MV beteiligt sich an der Innovationsagentur der Metropolregion Hamburg
Die Metropolregion Hamburg geht einen neuen Schritt zur Förderung von Innovationen: Mecklenburg-Vorpommern, Hamburg, Schleswig-Holstein und Niedersachsen wollen zum 1. Januar 2027 eine gemeinsame Innovationsagentur gründen.
Eine entsprechende Absichtserklärung wurde am 18. Juni 2026 im Rahmen der Ludwigsluster Gespräche im Schloss Ludwigslust unterzeichnet. Ziel der neuen Einrichtung ist es, die Innovationskraft der gesamten Region zu stärken und die Zusammenarbeit zwischen Wirtschaft, Wissenschaft und weiteren Akteuren auszubauen. Damit reagieren die Länder auch auf eine Empfehlung der OECD, die eine gemeinsame Innovationsagentur für die Metropolregion Hamburg vorgeschlagen hatte.

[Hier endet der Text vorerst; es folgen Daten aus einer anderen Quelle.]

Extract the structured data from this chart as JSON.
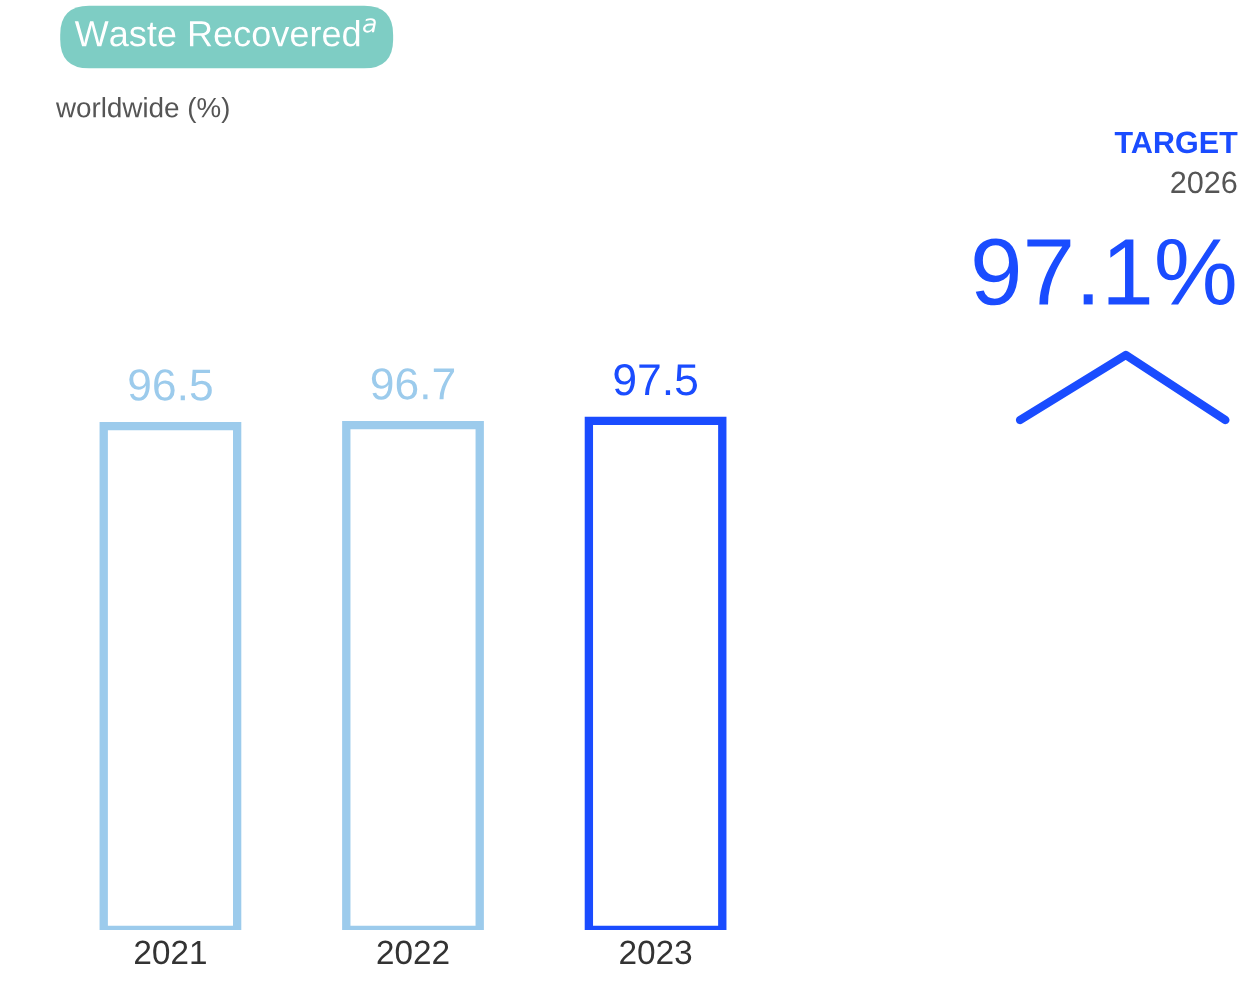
{
  "chart_data": {
    "type": "bar",
    "title": "Waste Recovered$^{a}$",
    "subtitle": "worldwide (%)",
    "categories": [
      "2021",
      "2022",
      "2023"
    ],
    "values": [
      96.5,
      96.7,
      97.5
    ],
    "colors": [
      "#9ccbec",
      "#9ccbec",
      "#1a4cff"
    ],
    "tick_labels": "x",
    "data_labels": true,
    "annotations": [
      "TARGET",
      "2026",
      "97.1%"
    ]
  }
}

Mehr Unterstützung für kleine und mittlere Unternehmen
Besonders für kleine und mittlere Unternehmen (KMU) eröffnet die Agentur neue Chancen. Sie soll den Zugang zu Fachwissen, Technologien und Kooperationspartnern erleichtern sowie bei der Entwicklung innovativer Projekte unterstützen. Ein weiterer Schwerpunkt liegt auf der Einwerbung und Beantragung von Fördermitteln des Bundes und der Europäischen Union.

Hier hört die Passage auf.